7. The method according to claim 1, characterized in that, Also includes: For the resources in the final list of exhaustible kernel resources, a resource consumption attack experiment was conducted in a container orchestration environment to verify its impact on the availability of other container services on the same node. The experimental verification specifically includes: Deploy attacker and victim containers in a controlled Kubernetes environment; For each type of exhaustible kernel resource obtained in step 3, design a corresponding resource consumption program (POC). The attacker continuously executes the resource-consuming procedure POC within the attacker's container to trigger resource consumption behavior; Simultaneously monitor the changes in the operating status of the host machine and the victim container. If the victim container's related functions fail, become blocked, or its performance indicators decline, or if the host machine exhibits observable anomalies, then the resource is confirmed as a container-depletable resource with actual risk.

8. A container exhaustible resource discovery system based on engineering kernel tuning practices, used to implement the method according to any one of claims 1 to 7, characterized in that, include: The kernel tuning practice knowledge acquisition module is responsible for collecting and cleaning commonly used kernel optimization practice documents, and outputting a candidate set of exhaustible resources in sysctl dot-matrix format. The data conversion module is used to map the exhaustible resource candidate set into a set of kernel global resource variable entities that are actually controlled by the parameter; The analysis module is used to analyze the exhaustibility and reachability of kernel resources and container triggering conditions, filter out resources that are isolated by mechanisms such as ulimit and namespace, cannot be triggered by non-privileged containers, or are unreachable by syscalls, and output the final resource set; The verification module is used to verify the impact of analysis results on other containers on the same host in a standard container orchestration environment, and to confirm the impact of the identified resources on system stability and service availability in a real container environment.
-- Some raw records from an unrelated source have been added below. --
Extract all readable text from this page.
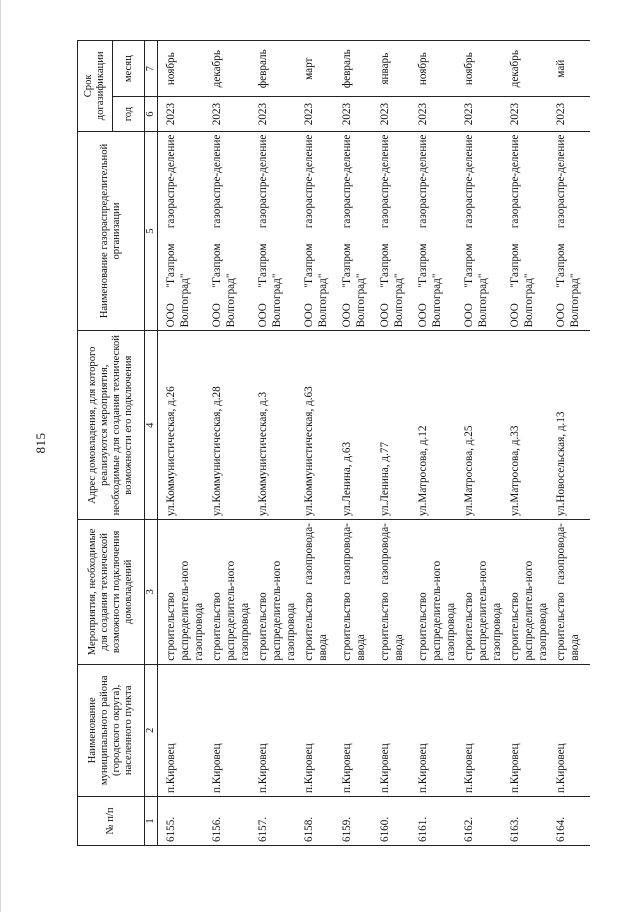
815
№ п/п	Наименование муниципального района (городского округа), населенного пункта	Мероприятия, необходимые для создания технической возможности подключения домовладений	Адрес домовладения, для которого реализуются мероприятия, необходимые для создания технической возможности его подключения	Наименование газораспределительной организации	Срок догазификации	
					год	месяц
1	2	3	4	5	6	7
6155.	п.Кировец	строительство распределитель-ного газопровода	ул.Коммунистическая, д.26	ООО "Газпром газораспре-деление Волгоград"	2023	ноябрь
6156.	п.Кировец	строительство распределитель-ного газопровода	ул.Коммунистическая, д.28	ООО "Газпром газораспре-деление Волгоград"	2023	декабрь
6157.	п.Кировец	строительство распределитель-ного газопровода	ул.Коммунистическая, д.3	ООО "Газпром газораспре-деление Волгоград"	2023	февраль
6158.	п.Кировец	строительство газопровода-ввода	ул.Коммунистическая, д.63	ООО "Газпром газораспре-деление Волгоград"	2023	март
6159.	п.Кировец	строительство газопровода-ввода	ул.Ленина, д.63	ООО "Газпром газораспре-деление Волгоград"	2023	февраль
6160.	п.Кировец	строительство газопровода-ввода	ул.Ленина, д.77	ООО "Газпром газораспре-деление Волгоград"	2023	январь
6161.	п.Кировец	строительство распределитель-ного газопровода	ул.Матросова, д.12	ООО "Газпром газораспре-деление Волгоград"	2023	ноябрь
6162.	п.Кировец	строительство распределитель-ного газопровода	ул.Матросова, д.25	ООО "Газпром газораспре-деление Волгоград"	2023	ноябрь
6163.	п.Кировец	строительство распределитель-ного газопровода	ул.Матросова, д.33	ООО "Газпром газораспре-деление Волгоград"	2023	декабрь
6164.	п.Кировец	строительство газопровода-ввода	ул.Новосельская, д.13	ООО "Газпром газораспре-деление Волгоград"	2023	май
9. An electronic device comprising a memory, a processor, and a computer program stored in the memory and executable on the processor, characterized in that, When the processor executes the program, it implements the method as described in any one of claims 1 to 7.

10. A computer-readable storage medium having a computer program stored thereon, characterized in that, When the program is executed by the processor, it implements the method as described in any one of claims 1 to 7.